Tübingen und Whisky sind sich gar nicht so fern. So ist der Sitz der Organisation »Schwäbischer Whisky« in Tübingen, Anfang Oktober gibt es im Rahmen des Regionalmarktes auch immer einen »Schwäbischen Whisky Tag« mit regionalen Whiskybrennern. Es gibt im Vorort von Tübingen eine Whiskybrennerei (liegt quasi auf Branders Arbeitsweg ? ). Dies führte insgesamt auch dazu, dass ich in der Vergangenheit einige gemeinsame Veranstaltungen »Lesung mit Whiskyverkostung« mit der Schwäbischen Whiskybotschafterin hatte, bei denen im Rahmen der Krimilesung in das Thema Whisky eingeführt wurde.
Dem Thema Alkohol und Alkoholmissbrauch widme ich mich in meinen Büchern ebenfalls. Es ist mir ein Anliegen, einen bewussten, gemäßigten Konsum aufzuzeigen und nicht den exzessiven Rausch zu verherrlichen.

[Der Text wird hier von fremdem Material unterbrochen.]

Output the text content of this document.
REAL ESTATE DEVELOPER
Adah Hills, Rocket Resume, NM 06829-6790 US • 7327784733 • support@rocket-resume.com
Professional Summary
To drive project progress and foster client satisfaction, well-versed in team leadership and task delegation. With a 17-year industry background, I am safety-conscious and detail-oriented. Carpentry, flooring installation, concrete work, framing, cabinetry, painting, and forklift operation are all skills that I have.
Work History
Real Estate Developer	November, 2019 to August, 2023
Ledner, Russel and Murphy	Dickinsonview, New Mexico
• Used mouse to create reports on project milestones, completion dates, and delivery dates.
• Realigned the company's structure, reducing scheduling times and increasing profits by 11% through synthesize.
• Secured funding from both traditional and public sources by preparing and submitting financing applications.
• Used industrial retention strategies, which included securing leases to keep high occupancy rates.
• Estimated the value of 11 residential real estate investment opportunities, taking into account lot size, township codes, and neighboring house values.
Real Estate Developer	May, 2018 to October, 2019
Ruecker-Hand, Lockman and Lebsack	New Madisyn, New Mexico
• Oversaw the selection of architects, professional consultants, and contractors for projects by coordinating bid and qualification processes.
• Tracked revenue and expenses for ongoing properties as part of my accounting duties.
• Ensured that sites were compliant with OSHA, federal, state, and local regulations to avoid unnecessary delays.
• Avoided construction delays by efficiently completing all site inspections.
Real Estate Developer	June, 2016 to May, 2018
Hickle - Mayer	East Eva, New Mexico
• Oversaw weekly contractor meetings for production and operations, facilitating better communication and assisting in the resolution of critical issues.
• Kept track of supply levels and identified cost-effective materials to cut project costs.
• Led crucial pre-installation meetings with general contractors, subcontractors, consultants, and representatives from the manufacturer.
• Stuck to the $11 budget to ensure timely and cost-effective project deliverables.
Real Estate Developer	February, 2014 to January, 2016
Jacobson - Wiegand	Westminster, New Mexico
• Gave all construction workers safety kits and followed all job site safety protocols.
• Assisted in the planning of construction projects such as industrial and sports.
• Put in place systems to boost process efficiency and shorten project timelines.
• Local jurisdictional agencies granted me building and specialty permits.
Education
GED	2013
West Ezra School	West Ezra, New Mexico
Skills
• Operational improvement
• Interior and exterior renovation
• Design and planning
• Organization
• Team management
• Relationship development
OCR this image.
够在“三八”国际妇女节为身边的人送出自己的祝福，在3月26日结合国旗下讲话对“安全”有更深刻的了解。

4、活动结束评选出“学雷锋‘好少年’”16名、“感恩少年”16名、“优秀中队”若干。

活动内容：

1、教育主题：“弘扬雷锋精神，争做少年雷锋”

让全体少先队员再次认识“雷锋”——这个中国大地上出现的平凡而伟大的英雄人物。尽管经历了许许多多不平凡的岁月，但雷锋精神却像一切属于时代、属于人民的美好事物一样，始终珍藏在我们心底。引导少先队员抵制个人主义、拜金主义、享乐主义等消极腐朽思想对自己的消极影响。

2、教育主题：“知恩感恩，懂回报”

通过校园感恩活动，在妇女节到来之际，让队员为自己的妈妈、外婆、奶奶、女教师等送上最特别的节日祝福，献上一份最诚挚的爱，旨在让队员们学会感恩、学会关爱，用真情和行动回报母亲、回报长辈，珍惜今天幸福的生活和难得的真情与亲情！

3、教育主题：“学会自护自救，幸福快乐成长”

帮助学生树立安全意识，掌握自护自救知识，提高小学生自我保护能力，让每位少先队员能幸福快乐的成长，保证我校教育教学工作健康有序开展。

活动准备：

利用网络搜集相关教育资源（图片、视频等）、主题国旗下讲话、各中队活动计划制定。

Brander ist kein Trinker, der den Alkohol gedankenlos zu sich nimmt, und er kommt auch immer mal wieder in die Situation, seinen Umgang mit dem Whisky bzw. dem Thema Alkohol zu hinterfragen.

– Da wir Tübingen erwähnten: Ist die Brander-Reihe vorzugsweise Lesern aus Baden-Württemberg zu empfehlen, oder sollten auch Krimifans aus anderen Teilen des Landes ihren Spaß daran haben?

Die Brander-Reihe kann bundesweit und auch über die Grenzen hinaus gelesen werden. Die Tatsache, dass es in der Tübinger Region spielt, kommt daher, dass ich meine Krimis irgendwo verorten wollte. Leider ist man dann immer sofort in der »Regionalschiene«. Aber nehmen wir beispielsweise die Wallander-Krimis von Mankell – die spielen in Schonen, man kann sie aber lesen und verstehen, ohne jemals dort gewesen zu sein. Gleiches gilt für die Brunetti-Krimis und Venedig und viele andere Krimis, die an realen Schauplätzen angesiedelt sind.
Natürlich gibt es Lokalkolorit in meinen Krimis, denn ich beschreibe ja reale Orte. Aber die muss der Leser/die Leserin nicht gesehen haben, um die Szene zu verstehen. Als Autorin sollte ich meinen LeserInnen die Umgebung so vermitteln, dass vor dem inneren Auge eine »Bühne« entsteht, wo das Geschehen stattfindet. Auch verzichte ich z.B. weitestgehend auf Dialekt (der hat im Schwäbischen ohnehin vor Ort zu Ort unterschiedliche Färbungen). Brander ist zudem auch kein Schwabe, sondern kommt gebürtig aus Westfalen.

– In der Zwischenzeit ist noch ein Band mit Kurzkrimis aus Ihrer Feder namens »Adiós, mein Liebster« erschienen. Was erwartet die Leser in diesem Buch?

In dem Band habe ich eine »bunte Mischung« meiner Kurzkrimis zusammengefasst, die in den letzten zehn Jahren neben meinen Kriminalromanen entstanden sind. Es sind amüsante Krimis dabei, aber auch ernste Geschichten. So ist zum Beispiel die Titelgeschichte »Adiós, mein Liebster« eine schwarzhumorige Story über das Problem, den eigenen Gatten loszuwerden, während »Vor dem Wachsein« ein kleiner Rückblick auf einen Fall aus Branders Stuttgarter Zeiten ist (mein Kommissar hat eine Vergangenheit ?), bei dem es sehr ruhig und still zugeht, weil ich da ein sensibles Thema aufgreife.

– Ist die Herangehensweise an das Schreiben eines Kurzkrimis im Vergleich zu der Erarbeitung eines Romans wie »Mordsangst« eine andere? Setzen Sie beim Schreiben von Kurzgeschichten im Gegensatz zu Ihren Romanen andere Schwerpunkte?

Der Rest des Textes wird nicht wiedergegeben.